12. Relocation Expenses

Companies can choose to pay workers some or all of their relocation expenses if they move for work. An employee moving from Ohio to Florida to begin working in a new office for their company might have their travel expenses and apartment deposit paid by the company, for example. 

Any relocation expenses paid from January 1st, 2018, through 2025 must be included as income for the employee, making the benefit taxable.

13. Stipends

A stipend is money paid to someone who performs unpaid work for a company. An employee completing duties that are outside of their usual responsibilities might receive a stipend as a reward for their extra work.
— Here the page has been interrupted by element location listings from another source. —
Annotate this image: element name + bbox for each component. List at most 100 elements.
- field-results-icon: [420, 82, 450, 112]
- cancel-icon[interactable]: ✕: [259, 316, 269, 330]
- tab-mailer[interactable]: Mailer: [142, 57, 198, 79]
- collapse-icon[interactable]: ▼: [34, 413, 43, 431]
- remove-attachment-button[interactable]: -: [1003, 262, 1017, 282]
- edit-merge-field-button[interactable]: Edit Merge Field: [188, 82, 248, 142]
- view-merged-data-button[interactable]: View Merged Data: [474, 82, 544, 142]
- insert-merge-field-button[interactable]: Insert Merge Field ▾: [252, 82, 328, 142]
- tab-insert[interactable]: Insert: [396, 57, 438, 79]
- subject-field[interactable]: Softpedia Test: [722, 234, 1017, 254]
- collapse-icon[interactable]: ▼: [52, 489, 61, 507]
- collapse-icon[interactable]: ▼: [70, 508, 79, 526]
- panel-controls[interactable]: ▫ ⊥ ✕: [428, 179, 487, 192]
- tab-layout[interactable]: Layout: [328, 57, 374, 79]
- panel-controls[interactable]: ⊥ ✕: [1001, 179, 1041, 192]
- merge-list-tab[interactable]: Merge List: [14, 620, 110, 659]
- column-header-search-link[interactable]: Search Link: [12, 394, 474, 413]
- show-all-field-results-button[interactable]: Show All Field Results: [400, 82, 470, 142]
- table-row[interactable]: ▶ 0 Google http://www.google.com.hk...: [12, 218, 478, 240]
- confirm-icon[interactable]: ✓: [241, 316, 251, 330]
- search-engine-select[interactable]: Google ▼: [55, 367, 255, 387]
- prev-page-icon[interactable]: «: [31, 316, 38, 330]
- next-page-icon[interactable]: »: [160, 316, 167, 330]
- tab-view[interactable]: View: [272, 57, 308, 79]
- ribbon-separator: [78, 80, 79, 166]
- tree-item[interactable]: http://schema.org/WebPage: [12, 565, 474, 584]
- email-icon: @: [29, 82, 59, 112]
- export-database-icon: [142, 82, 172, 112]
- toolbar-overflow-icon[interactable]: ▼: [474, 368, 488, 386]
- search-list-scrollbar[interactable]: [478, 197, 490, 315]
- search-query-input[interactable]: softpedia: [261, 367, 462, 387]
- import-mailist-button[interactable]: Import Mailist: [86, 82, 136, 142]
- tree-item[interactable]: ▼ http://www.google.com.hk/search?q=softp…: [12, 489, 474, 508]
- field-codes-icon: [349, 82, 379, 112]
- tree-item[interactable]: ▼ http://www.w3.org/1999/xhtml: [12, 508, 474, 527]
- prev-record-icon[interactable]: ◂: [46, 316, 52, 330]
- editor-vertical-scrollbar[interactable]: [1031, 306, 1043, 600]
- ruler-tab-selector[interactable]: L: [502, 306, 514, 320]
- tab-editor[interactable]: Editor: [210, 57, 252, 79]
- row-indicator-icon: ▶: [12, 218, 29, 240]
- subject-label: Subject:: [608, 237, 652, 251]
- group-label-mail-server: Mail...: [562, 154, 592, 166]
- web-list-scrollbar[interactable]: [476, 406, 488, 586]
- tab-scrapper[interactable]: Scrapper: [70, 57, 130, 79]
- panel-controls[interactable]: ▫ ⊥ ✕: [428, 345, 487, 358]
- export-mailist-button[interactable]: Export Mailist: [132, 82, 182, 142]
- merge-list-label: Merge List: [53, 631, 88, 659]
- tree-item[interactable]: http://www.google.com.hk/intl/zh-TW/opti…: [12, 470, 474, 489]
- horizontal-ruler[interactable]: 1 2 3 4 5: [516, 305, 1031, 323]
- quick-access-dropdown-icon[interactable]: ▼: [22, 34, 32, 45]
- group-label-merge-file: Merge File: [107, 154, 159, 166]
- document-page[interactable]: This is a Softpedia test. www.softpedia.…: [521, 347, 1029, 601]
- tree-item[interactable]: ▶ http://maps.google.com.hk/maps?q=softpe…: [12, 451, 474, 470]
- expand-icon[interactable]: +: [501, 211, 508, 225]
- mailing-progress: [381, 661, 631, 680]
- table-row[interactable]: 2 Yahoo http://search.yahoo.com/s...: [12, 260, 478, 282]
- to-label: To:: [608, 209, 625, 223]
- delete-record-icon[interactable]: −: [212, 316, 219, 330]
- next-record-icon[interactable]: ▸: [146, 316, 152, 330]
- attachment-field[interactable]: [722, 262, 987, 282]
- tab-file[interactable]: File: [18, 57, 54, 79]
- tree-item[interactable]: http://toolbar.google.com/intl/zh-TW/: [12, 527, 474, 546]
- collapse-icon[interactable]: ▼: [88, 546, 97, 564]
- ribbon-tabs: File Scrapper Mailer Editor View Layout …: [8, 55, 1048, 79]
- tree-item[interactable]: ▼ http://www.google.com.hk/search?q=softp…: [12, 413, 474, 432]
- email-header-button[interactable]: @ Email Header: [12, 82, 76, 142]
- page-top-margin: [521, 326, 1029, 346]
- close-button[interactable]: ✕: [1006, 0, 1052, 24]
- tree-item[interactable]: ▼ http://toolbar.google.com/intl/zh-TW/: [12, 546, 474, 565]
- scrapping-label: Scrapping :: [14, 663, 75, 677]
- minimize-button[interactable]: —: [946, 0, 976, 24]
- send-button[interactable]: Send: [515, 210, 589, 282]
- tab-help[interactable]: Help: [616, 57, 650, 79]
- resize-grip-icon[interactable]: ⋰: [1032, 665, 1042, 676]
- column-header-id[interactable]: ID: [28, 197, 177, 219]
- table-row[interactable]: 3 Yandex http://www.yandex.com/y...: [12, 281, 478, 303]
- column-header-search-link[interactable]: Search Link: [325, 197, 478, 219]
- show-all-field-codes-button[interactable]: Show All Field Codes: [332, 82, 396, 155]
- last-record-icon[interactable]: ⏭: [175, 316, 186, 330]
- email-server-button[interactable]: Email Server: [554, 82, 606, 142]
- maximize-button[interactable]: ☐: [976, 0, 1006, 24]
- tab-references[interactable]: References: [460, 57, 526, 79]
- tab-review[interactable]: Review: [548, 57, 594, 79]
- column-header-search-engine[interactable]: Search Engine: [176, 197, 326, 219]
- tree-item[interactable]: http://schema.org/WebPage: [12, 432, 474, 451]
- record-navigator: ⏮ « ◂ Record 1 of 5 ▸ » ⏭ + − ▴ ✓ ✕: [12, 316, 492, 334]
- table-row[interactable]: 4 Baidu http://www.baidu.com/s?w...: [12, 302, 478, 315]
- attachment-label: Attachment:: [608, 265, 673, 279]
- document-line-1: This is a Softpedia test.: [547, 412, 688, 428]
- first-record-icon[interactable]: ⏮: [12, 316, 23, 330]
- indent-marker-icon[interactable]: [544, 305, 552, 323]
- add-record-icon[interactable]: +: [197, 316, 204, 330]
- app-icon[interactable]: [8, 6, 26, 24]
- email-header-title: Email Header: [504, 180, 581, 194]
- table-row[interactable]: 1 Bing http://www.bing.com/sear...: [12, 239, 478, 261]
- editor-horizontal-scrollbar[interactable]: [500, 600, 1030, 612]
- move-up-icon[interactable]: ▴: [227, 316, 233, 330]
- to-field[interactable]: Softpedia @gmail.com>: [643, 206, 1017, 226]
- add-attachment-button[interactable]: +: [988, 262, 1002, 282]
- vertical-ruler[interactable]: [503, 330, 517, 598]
Stipends can also be paid to employees completing professional development for which they wouldn’t be paid otherwise. 

How is Total Cash Compensation Different from Total Compensation?

Total cash compensation is part of total compensation, which is all the monetary and non-monetary benefits an employee receives. Meanwhile, total cash compensation only includes monetary benefits, like wages, tips, salary, and commission. 

Non-cash benefits that are part of total compensation in addition to total cash compensation may include retirement plans, profit-sharing plans, health insurance, and childcare reimbursement. Gym or wellness benefits, company equipment, and company vehicles also fall under the total compensation umbrella but are not types of total cash compensation.

It’s also important to note that many forms of total compensation have monetary value but don’t qualify as total cash compensation. 

For example, paid vacation has monetary value because when you take a paid vacation, you get reimbursed for that time. However, that payment wasn’t paid as a result of work, as is the case for total cash compensation, like hazard pay, incentive bonuses, and salary. 

When designing total compensation packages, consider the total cash compensation you offer, as these pay types translate directly into money in an employee’s bank account.